Who were the scholastics?

The scholastics were the first heavyweight philosophical school of medieval times. Their eleventh-century founder was St. Anselm of Canterbury (1033-1109), who was followed by Peter Abelard (1079-1142) and Peter Lombard (1100-1160) in the twelfth century. During the same time, Jewish and Islamic philosophers reintroduced Aristotle to the West. This innovation culminated in the work of St. Thomas Aquinas (c. 1225-1274), followed by John Duns Scotus (1266-1308).

What did St. Anselm of Canterbury begin?

St. Anselm (1033-1109), known as "Anselm of Canterbury," was a Benedictine monk and the second Norman archbishop of canterbury. He is famous for his ontological proof for the existence of God in Proslogion, and for his model of satisfaction in the Atonement in his Cur Deus homo.

Anselm's ontological argument to prove God's existence amounts to this: Imagine a being that is the greatest being that can be imagined.
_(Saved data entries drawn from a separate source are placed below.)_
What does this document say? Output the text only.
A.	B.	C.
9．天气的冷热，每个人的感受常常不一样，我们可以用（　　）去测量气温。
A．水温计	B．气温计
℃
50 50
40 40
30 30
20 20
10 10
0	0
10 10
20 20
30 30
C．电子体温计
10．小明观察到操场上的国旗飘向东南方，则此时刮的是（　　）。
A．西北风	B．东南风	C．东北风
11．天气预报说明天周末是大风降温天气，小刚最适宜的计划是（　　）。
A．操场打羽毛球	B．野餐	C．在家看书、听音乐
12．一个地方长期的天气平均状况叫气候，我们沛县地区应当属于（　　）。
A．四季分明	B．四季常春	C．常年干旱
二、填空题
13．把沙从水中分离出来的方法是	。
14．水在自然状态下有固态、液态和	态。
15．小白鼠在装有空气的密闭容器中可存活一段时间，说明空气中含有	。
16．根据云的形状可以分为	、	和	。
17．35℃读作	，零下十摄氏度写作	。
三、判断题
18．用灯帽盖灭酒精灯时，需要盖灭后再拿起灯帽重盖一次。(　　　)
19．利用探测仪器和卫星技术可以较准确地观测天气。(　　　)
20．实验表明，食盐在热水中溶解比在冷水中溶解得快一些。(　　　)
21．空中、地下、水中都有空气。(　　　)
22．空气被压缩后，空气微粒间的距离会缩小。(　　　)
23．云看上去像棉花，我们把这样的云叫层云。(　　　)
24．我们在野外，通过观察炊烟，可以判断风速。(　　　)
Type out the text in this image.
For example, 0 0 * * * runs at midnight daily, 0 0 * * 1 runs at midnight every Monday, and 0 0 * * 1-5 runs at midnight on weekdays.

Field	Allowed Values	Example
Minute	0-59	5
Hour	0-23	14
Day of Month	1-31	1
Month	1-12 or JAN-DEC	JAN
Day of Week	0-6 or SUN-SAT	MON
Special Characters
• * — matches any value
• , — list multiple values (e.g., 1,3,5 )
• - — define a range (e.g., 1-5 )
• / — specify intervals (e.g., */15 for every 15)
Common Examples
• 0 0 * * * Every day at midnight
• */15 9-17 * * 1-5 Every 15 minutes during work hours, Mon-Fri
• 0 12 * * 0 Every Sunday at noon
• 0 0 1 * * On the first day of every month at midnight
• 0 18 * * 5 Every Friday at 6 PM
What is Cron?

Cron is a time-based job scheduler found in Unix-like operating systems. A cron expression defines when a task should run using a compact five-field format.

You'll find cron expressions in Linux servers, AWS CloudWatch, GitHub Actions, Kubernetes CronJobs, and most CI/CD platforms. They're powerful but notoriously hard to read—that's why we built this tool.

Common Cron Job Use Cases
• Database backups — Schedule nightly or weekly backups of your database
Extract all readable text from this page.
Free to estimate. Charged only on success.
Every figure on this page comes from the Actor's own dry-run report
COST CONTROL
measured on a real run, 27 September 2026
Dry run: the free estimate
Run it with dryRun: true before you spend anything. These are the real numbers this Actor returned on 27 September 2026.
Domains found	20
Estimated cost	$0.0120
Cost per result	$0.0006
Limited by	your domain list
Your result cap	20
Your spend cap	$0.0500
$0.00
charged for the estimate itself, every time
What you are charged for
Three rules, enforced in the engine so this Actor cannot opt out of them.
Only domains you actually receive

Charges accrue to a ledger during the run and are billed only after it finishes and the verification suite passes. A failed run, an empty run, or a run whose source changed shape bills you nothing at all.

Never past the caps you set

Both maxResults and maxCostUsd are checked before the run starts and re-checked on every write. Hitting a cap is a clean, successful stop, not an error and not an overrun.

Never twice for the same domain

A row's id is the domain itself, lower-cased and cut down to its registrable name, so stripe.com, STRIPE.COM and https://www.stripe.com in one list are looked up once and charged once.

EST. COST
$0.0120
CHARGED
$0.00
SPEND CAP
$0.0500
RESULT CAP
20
Such a being exists in the intellect alone. If this greatest being were to exist only in the intellect, a greater one that existed in reality could be imagined. But there cannot exist in reality a greater being than the greatest being that can be imagined. Therefore, that imagined being is the greatest being.

Now, this greatest being would be everything and have every attribute that it is better to have than not to have: living, wise, powerful, true, just, blessed, unchangeable, non-physical, eternal, beautiful, harmonious, sweet, and so forth. That is—and this is the crux of the ontological argument—because being is better than non-being, God will have being, which is to say, he will exist.

Anselm goes on to claim that God, as the greatest being that can be imagined, is simple. Everything that exists is better insofar as it more resembles the creator of all things: namely, God. All created beings, which are created by God, owe their being and well-being to God. But God is independent and has no obligations to his creations.

Did Anselm face objections to his ontological argument?

Yes. Also, different forms of St. Anselm's (1033-1109) argument kept popping up in the history of philosophy after Anselm died, as did different objections to it. It remains a subject of debate in some circles to this day. Anselm had posed his argument as something that a fool, who did not believe in God, would have to agree with. His contemporary, a monk called "Gaunilon," took up the position of the fool.

Gaunilon first said that it was impossible to conceive or imagine "a being than which nothing greater can be conceived." Anselm's response was that if the words "a being than which nothing greater can be conceived" are understood, then one (the fool) has conceived of or imagined this being. And because this being is so great and existence or being is greater than non-existence or non-being, the being exists.

What are the roots of St. Anselm's ontological argument?

First, St. Anselm's (1033-1109) argument for God's existence seems to depend on pure reason as means to truth, which goes back to the ancient Greeks. That it only depends on reason, without observation or experience, perhaps makes it closer to Plato, or the Neoplatonists, than to Aristotle. Second, the argument relies on the ancient assumption that being or having more being is "better" or more perfect than non-being or having less being.

Has anyone succeeded in refuting Anselm's ontological argument?

Many philosophers believe that Immanuel Kant (1724-1804) killed Anselm's argument with his claim that existence or being is "not a predicate" or a quality that a thing can have or not have. But other philosophers continued to debate both Anselm's and others' forms of the ontological argument.